Aber die Ermittler wühlten sich auch durch Listen von Millionen Handynummern, die in den Netzen in Tatortnähe und zu den Tatzeiten angemeldet sind - und wurden schließlich fündig. Eine Nummer tauchte an den fraglichen Orten und zu den fraglichen Zeiten immer wieder auf.

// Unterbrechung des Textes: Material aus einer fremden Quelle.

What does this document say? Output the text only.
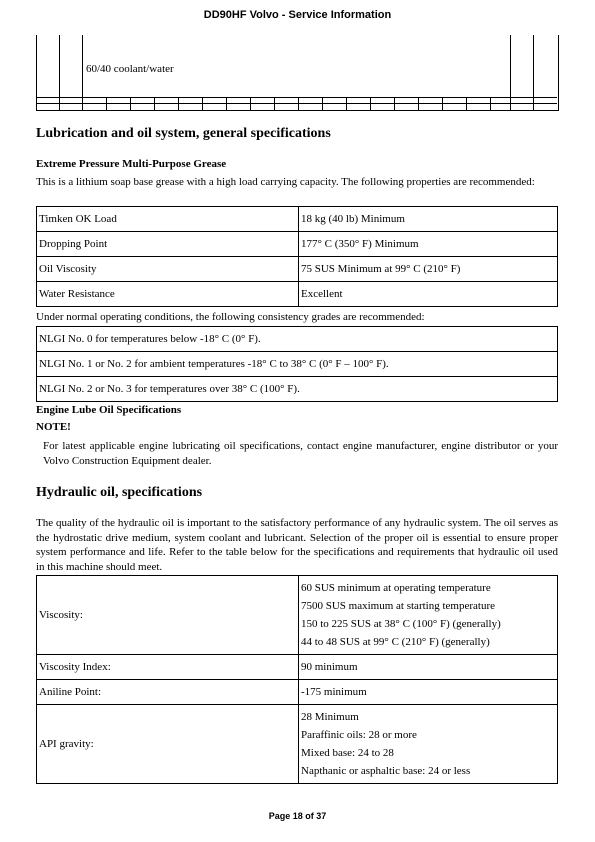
DD90HF Volvo - Service Information
60/40 coolant/water
Lubrication and oil system, general specifications
Extreme Pressure Multi-Purpose Grease

This is a lithium soap base grease with a high load carrying capacity. The following properties are recommended:

Timken OK Load	18 kg (40 lb) Minimum
Dropping Point	177° C (350° F) Minimum
Oil Viscosity	75 SUS Minimum at 99° C (210° F)
Water Resistance	Excellent

Under normal operating conditions, the following consistency grades are recommended:

NLGI No. 0 for temperatures below -18° C (0° F).
NLGI No. 1 or No. 2 for ambient temperatures -18° C to 38° C (0° F – 100° F).
NLGI No. 2 or No. 3 for temperatures over 38° C (100° F).
Engine Lube Oil Specifications
NOTE!

For latest applicable engine lubricating oil specifications, contact engine manufacturer, engine distributor or your Volvo Construction Equipment dealer.

Hydraulic oil, specifications

The quality of the hydraulic oil is important to the satisfactory performance of any hydraulic system. The oil serves as the hydrostatic drive medium, system coolant and lubricant. Selection of the proper oil is essential to ensure proper system performance and life. Refer to the table below for the specifications and requirements that hydraulic oil used in this machine should meet.

Viscosity:	60 SUS minimum at operating temperature
7500 SUS maximum at starting temperature
150 to 225 SUS at 38° C (100° F) (generally)
44 to 48 SUS at 99° C (210° F) (generally)

Viscosity Index:	90 minimum
Aniline Point:	-175 minimum
API gravity:	28 Minimum
Paraffinic oils: 28 or more
Mixed base: 24 to 28
Napthanic or asphaltic base: 24 or less
Page 18 of 37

Schließlich mussten die Ermittler nur noch abwarten, bis sich das Handy des Täters wieder in ein deutsches Handynetz einbuchte - die Gelegenheit für den Zugriff. „Er hielt sich nie lange in Deutschland auf, reiste nur zu den Taten ein und dann schnell wieder aus“, sagte Ingrid Rabbe, die Leiterin der Ermittlungsgruppe „Discounter“, über den Täter.

Unklar bleibt bislang das Motiv des Täters. Am Freitag durchsuchten Polizisten in Polen seine Wohnung, in der er mit seiner Lebensgefährtin und dem gemeinsamen Kind lebt. Noch ist unklar, ob dabei zumindest ein Teil der Beute sichergestellt werden konnte.

Der falsche Verdächtige

Den ersten vermeintlichen Fahndungserfolg nach dem Raubmord von Stöcken am 4. Dezember 2014 hatte die Polizei schnell zur Hand. Zwei Wochen nach dem tödlichen Überfall auf den NP-Markt nahmen Spezialkräfte der Polizei im nordrhein-westfälischen Hamm einen 48-Jährigen in seiner Wohnung fest. Nach dem Hinweis eines Zeugen, der den Verdächtigen auf einem der Videos wiedererkannt haben wollte und der wusste, dass der 48-Jährige mit osteuropäischem Akzent spricht, erließ das Amtsgericht Hannover einen Haftbefehl gegen den Mann.

Kurz darauf gab es für die Ermittler allerdings einen herben Rückschlag: Der 48-Jährige hatte für den Tatzeitpunkt in Stöcken und für den einen Tag später in Hemmingen verübten Raubüberfall ein wasserdichtes Alibi. Er konnte nachweisen, dass er sich zum Zeitpunkt des Überfalls gar nicht in Deutschland aufgehalten hatte. Auch war bei der Durchsuchung der Wohnung in Hamm die Tatwaffe nicht gefunden worden. Der 48-Jährige durfte deshalb die Polizeiwache nach einem Tag wieder verlassen.